In the paper linear forms in the logarithms of real algebraic numbers close to 1, it is written on page $9$ that
that is, by (12), $$b^{k(k-2)} \ll a^{k(k-2)} (a^2b^2)^{2.1(k-2)} \ll_k b^{4.2(k-2)}b^{8.4+2k}$$
Equation (12) is- $$b \geq (k^ka^{a-2})^\frac{1}{2} $$
Here, $3 \leq k \leq 149, 2^{49} < a, 2< b .$
I couldn't figure out how $ a^{k(k-2)} (a^2b^2)^{2.1(k-2)} \ll_k b^{4.2(k-2)}b^{8.4+2k}$
So, how do we prove
$ a^{k(k-2)} (a^2b^2)^{2.1(k-2)} \ll_k b^{4.2(k-2)}b^{8.4+2k}$ ?
Edit:
$ a^{k(k-2)} (a^2b^2)^{2.1(k-2)} \ll_k b^{4.2(k-2)}b^{8.4+2k}$
$\implies a^{k(k-2)} (a^2)^{2.1(k-2)} (b^2)^{2.1(k-2)} \ll_k b^{4.2(k-2)}b^{8.4+2k}$
$ \implies a^{k(k-2)} a^{4.2(k-2)} b^{4.2(k-2)} \ll_k b^{4.2(k-2)}b^{8.4+2k}$
$ \implies a^{k(k-2)} a^{4.2(k-2)} \ll_k b^{8.4+2k}$
$ \implies a^{(k-2)(k+ 4.2)} \ll_k b^{8.4+2k}$
EDIT: Fixed a calculation mistake
From $a>k$, $k^k>1$ and $b \geq (k^ka^{a-2})^\frac{1}{2}$, $b\geq (a^{a-2})^\frac{1}{2}>(a^{k-2})^\frac{1}{2}=a^\frac{k-2}{2}$.

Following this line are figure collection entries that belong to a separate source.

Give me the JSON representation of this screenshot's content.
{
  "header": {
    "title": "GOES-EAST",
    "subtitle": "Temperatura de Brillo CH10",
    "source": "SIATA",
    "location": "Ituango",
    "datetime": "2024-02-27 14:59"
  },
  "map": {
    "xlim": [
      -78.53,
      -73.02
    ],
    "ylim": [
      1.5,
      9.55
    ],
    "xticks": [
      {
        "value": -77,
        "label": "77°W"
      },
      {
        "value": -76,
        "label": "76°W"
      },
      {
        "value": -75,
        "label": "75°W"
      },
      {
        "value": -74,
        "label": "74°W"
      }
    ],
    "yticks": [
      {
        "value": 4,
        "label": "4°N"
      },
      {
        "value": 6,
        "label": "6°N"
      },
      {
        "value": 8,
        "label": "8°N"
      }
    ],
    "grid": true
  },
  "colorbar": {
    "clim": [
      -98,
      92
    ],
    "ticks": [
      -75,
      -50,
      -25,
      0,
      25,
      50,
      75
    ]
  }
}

Since $b$ cancels out in your equation, it remains to prove that $a^{k(k-2)+4.2(k-2)}<b^{8.4+2k}$, or $a^{(k-2)(k+4.2)}<b^{2(k+4.2)}$. Applying $b>a^\frac{k-2}{2}$ immediately gives the desired result.